I have a simple watchdog mechanism made as follow:
time_t timer = time(NULL);
int n = 0;
while (true) {
if (time(NULL) >= timer + 10) {
timer = time(NULL);
char szData[64];
memset(szData, 0, 64);
sprintf(szData, "s|%d|%s", tid, function_name);
if ((n = strlen(szData)) > 0) {
int t = 0;
int fp = 0;
while ((fp = open("/proc/counters", O_WRONLY | O_EXCL)) == -1 && errno == EACCESS) {
if (++t > 4) {
break;
}
usleep(260000);
}
if (fp == -1) {
return 1;
}
write(fp, szData, n);
close(fp);
}
}
}
In this condition, each counter should reach a maximum value of 10, but my problem is that, sometimes, some of them reach a maximum value of 20, then 30, and so on. On the kernel module side, I see that indeed the reset command does not arrive in time and, on the next round, it receives two commands in one second, like the first has been delayed. Example:
Content of the /proc counters file
*856 7 20/600 thread_function_name
Debug prints by the kernel module
Aug 26 11:16:38 XWEB-PRO kern.info kernel: [ 114.086453] register 856
Aug 26 11:16:38 XWEB-PRO kern.info kernel: [ 124.138523] register 856
Aug 26 11:16:58 XWEB-PRO kern.info kernel: [ 134.190508] register 856
Aug 26 11:16:58 XWEB-PRO kern.info kernel: [ 144.242274] register 856
Aug 26 11:16:58 XWEB-PRO kern.info kernel: [ 144.242277] register 856
Aug 26 11:17:08 XWEB-PRO kern.info kernel: [ 154.294433] register 856
Aug 26 11:17:28 XWEB-PRO kern.info kernel: [ 164.346516] register 856
Aug 26 11:17:28 XWEB-PRO kern.info kernel: [ 174.398552] register 856
Aug 26 11:17:38 XWEB-PRO kern.info kernel: [ 184.468022] register 856
Aug 26 11:17:48 XWEB-PRO kern.info kernel: [ 194.522241] register 856
As you can see, I missed the command at 11:16:48, but I have 3 at 11:16:58. Then I missed the one at 11:17:18, but have 2 at 11:17:28. I already tried fflush, fsync and sync, but with no luck.
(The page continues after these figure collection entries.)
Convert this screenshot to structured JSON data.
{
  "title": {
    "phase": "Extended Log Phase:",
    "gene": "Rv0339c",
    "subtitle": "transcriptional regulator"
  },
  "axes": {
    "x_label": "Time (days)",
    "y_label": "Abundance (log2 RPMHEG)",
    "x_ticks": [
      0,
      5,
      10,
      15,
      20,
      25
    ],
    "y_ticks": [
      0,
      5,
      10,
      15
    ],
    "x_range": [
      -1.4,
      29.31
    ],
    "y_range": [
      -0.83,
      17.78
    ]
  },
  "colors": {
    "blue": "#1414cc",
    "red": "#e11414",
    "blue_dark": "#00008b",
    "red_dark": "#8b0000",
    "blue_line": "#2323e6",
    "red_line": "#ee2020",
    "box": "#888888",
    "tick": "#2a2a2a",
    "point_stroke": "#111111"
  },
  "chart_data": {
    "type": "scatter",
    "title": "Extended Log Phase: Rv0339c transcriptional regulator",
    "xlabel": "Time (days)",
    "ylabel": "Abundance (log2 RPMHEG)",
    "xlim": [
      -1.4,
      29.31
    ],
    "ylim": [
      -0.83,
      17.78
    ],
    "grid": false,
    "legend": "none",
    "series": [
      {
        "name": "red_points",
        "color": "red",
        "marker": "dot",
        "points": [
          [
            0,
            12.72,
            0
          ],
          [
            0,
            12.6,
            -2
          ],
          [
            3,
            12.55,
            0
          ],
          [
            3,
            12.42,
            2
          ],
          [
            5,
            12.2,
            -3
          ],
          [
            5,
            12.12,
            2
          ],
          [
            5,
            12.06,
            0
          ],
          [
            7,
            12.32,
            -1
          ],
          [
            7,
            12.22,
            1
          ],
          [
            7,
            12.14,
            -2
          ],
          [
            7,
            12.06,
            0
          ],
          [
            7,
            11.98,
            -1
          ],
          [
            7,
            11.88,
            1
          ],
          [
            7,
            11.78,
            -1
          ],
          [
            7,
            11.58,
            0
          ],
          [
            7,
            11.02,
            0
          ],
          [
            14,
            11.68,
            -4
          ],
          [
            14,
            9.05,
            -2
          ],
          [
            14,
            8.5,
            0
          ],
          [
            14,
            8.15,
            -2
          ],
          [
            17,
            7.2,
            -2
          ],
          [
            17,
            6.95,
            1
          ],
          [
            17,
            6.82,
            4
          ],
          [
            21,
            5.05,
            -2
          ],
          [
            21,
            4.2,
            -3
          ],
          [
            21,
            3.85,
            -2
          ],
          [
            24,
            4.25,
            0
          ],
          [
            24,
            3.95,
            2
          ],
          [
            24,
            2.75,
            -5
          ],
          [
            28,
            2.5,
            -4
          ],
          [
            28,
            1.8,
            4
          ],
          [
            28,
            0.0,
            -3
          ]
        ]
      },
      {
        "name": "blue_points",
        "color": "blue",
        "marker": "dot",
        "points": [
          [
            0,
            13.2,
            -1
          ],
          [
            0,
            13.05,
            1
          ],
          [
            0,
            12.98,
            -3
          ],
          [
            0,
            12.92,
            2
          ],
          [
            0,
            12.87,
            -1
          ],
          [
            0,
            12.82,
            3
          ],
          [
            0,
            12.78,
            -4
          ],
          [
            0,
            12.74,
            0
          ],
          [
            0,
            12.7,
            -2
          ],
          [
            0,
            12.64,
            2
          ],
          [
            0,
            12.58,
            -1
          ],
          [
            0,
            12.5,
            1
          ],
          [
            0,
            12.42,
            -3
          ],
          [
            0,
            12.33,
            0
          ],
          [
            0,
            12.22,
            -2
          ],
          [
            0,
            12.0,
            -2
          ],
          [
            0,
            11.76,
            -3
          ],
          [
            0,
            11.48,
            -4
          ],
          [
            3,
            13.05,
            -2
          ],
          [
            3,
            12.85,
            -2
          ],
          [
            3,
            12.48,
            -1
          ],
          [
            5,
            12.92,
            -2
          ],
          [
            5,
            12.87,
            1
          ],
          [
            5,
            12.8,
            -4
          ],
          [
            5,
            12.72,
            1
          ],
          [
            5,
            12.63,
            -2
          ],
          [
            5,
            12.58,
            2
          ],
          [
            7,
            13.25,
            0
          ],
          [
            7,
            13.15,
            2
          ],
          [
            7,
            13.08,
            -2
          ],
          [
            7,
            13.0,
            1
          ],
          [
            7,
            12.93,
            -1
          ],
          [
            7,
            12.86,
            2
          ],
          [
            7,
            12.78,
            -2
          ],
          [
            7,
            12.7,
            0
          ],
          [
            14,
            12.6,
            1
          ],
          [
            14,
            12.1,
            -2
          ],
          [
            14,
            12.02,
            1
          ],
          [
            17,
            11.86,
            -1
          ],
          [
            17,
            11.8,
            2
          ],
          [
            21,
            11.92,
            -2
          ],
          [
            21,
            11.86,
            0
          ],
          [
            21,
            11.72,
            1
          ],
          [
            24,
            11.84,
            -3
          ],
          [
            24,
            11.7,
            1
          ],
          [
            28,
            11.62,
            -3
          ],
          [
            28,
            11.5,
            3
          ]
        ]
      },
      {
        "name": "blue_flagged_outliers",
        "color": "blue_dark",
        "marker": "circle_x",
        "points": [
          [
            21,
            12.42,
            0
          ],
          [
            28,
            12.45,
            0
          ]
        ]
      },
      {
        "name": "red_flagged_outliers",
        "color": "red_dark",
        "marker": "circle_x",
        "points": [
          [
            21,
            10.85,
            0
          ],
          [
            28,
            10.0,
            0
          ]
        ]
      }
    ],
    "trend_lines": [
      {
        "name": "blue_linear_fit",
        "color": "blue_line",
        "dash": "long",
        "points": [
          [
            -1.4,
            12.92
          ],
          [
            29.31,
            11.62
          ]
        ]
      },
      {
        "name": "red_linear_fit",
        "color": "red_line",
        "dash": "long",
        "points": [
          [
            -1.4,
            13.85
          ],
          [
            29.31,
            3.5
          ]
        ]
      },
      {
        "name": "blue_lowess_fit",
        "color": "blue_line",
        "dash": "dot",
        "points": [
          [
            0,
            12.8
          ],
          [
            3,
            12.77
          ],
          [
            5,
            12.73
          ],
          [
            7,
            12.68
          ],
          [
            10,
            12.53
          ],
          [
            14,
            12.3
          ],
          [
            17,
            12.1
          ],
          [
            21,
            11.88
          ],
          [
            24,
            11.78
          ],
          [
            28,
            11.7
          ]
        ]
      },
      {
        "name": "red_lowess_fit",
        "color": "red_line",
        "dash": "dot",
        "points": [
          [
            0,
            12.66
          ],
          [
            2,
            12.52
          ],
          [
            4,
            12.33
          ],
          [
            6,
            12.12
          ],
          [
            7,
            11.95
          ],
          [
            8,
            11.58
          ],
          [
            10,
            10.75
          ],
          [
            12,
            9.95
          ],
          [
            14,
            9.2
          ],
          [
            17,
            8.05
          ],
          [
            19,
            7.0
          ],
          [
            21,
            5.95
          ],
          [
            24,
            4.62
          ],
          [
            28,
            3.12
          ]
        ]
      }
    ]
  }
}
Anybody can point me in a right direction? Thank you
Finally I spotted the problem. Looks like it was a race condition issue. There are 10 threads that write at the same time on the /proc file, so, probably, some write operation were missed by the kernel module (indeed the reset always happened at multiple of 10 seconds). I surrounded the open/write/close sequence in the user space in a mutex condition and the problem seems gone.